I do not think I need say much more. It is said that this Bill makes a distinction between one owner and the owner of a similar house next door—

LORD NEWTON

It does.

LORD MITCHISON

Any provision of this kind, of course, does that. The original Bill did it just as much. I think the noble Lord himself provided the answer: that the moment a limit of any sort is fixed, there are bound to be some people on one side and some on the other. The question always to be considered is whether it is desirable to make some intermediate provision. We find this again and again when dealing with financial provisions. If you draw a sharp line, some people are on the right side, while others, from their point of view, are on the wrong side. I think that people understand this by now.

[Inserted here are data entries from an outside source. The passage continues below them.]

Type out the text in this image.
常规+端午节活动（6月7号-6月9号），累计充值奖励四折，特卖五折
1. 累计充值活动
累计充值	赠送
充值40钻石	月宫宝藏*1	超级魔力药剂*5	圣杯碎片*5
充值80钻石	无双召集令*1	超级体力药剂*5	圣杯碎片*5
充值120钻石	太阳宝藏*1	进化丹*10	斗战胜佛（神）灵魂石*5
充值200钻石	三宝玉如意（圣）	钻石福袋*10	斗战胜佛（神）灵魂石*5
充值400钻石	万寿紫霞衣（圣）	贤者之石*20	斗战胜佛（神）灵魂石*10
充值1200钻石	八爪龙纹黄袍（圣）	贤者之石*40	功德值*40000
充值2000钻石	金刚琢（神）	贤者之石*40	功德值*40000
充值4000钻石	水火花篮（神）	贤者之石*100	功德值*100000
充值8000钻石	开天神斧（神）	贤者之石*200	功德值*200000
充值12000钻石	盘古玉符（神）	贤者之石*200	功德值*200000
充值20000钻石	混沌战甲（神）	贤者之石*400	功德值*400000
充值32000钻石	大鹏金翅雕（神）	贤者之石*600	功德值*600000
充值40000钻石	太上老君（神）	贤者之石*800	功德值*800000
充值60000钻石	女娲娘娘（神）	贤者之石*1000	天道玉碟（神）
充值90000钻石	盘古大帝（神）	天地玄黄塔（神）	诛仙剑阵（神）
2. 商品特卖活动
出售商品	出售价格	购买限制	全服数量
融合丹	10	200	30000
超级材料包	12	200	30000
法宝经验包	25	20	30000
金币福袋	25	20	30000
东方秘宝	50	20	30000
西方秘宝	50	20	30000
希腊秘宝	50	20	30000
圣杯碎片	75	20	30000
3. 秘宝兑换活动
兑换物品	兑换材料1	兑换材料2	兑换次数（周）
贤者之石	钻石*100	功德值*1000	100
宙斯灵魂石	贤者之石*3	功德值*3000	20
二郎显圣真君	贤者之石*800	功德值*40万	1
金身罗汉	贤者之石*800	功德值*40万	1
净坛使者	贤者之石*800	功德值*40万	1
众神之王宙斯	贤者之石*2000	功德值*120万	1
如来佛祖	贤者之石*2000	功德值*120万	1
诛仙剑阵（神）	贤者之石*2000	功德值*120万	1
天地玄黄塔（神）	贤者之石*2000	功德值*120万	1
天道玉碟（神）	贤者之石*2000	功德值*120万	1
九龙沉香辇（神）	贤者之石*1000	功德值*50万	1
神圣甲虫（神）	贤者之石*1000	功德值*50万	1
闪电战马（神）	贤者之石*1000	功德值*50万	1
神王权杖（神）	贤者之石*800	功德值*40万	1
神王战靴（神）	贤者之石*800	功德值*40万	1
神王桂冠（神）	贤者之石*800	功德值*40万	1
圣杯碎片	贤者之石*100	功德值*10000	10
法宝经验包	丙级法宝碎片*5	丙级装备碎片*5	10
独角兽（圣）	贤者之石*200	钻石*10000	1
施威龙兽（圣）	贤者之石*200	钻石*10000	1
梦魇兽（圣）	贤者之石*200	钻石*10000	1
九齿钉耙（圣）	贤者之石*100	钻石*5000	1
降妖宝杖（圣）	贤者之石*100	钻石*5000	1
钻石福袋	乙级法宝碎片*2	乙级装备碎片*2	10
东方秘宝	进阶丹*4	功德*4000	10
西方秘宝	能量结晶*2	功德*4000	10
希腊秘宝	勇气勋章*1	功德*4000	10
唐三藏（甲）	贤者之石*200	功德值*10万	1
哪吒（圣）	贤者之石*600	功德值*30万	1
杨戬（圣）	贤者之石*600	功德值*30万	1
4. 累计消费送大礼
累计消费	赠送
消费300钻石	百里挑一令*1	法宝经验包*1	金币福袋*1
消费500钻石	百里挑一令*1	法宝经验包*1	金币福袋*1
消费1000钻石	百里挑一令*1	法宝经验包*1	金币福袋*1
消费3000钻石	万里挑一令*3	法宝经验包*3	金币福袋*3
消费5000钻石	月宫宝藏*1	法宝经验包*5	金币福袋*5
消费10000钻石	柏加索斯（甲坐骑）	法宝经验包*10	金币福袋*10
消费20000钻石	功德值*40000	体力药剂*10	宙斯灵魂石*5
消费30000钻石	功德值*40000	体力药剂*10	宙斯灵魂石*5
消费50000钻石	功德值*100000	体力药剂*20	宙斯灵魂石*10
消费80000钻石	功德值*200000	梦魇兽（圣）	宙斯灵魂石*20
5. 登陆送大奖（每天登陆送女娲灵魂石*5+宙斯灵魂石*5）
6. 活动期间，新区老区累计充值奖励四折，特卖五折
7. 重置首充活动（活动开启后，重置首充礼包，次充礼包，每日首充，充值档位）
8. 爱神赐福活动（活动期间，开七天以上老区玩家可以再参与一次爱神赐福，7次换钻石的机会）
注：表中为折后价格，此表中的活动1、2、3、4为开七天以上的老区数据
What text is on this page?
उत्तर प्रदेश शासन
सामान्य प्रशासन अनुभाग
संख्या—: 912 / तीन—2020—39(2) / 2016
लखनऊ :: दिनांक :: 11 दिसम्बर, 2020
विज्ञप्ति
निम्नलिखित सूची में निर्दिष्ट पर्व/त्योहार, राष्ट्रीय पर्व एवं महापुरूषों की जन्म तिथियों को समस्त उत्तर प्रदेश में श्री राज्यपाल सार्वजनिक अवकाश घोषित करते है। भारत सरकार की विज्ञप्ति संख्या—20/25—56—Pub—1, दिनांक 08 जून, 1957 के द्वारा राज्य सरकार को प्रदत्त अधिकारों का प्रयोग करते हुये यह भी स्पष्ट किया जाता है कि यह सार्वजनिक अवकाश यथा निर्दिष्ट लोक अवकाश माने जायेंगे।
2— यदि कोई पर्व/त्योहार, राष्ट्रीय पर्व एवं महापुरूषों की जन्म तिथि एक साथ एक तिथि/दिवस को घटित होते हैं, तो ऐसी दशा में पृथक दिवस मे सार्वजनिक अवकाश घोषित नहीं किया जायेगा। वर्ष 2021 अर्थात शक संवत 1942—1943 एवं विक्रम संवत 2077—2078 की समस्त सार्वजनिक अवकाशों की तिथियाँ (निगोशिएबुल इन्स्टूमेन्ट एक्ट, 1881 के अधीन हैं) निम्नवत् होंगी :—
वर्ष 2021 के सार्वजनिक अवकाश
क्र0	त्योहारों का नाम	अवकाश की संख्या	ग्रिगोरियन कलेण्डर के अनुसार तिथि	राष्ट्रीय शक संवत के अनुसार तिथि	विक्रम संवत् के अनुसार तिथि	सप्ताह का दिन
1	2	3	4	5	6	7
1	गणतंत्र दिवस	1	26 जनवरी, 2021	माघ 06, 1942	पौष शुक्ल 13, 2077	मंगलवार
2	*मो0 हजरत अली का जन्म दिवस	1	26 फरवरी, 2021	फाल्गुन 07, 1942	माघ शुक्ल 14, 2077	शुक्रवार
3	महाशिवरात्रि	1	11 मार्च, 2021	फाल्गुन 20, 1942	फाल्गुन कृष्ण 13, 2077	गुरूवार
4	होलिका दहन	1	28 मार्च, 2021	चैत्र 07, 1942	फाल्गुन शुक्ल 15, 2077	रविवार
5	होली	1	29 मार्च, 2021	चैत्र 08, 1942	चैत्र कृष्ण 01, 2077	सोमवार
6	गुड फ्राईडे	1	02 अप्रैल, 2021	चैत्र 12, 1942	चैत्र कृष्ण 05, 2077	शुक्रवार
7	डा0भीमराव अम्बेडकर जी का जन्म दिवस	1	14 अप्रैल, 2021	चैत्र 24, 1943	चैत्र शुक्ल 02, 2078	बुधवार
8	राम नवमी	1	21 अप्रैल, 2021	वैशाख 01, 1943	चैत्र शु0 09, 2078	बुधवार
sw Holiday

Then the noble Lord said that there was discrimination. Really, that is a bit stiff. These people would have had no rights whatever if the original piece of legislation had been allowed in this respect to lapse on Sunday or Monday next. Yet we are now told that we are discriminating against them because we rescue some people from the Conservative morass, if I may use that phrase, and do not rescue them all. We have our reasons for making the distinction and I have tried to explain them. It is monstrous to suggest there is discrimination in any pejorative sense. It is as if you had half a dozen drowning men and you rescued only three of them. And we did not drown them.

LORD NEWTON

My Lords, may I ask this question? The noble Lord keeps trying to get the House to take the view that the 1956 Act contained a dividing line similar to this dividing line. It did not. What it did was to say that the whole range of people who bought between 1939 and 1955 would be eligible. What it said was that the Act would run for ten years, and it left the door open for the Act to be extended, as it is going to be extended now, although only to a limited extent. That is not imposing a dividing line.

LORD MITCHISON

There was no word or intention of extending the Bill. I do not think I need say any more.

On Question, Bill read 2ª, and committed to a Committee of the Whole House.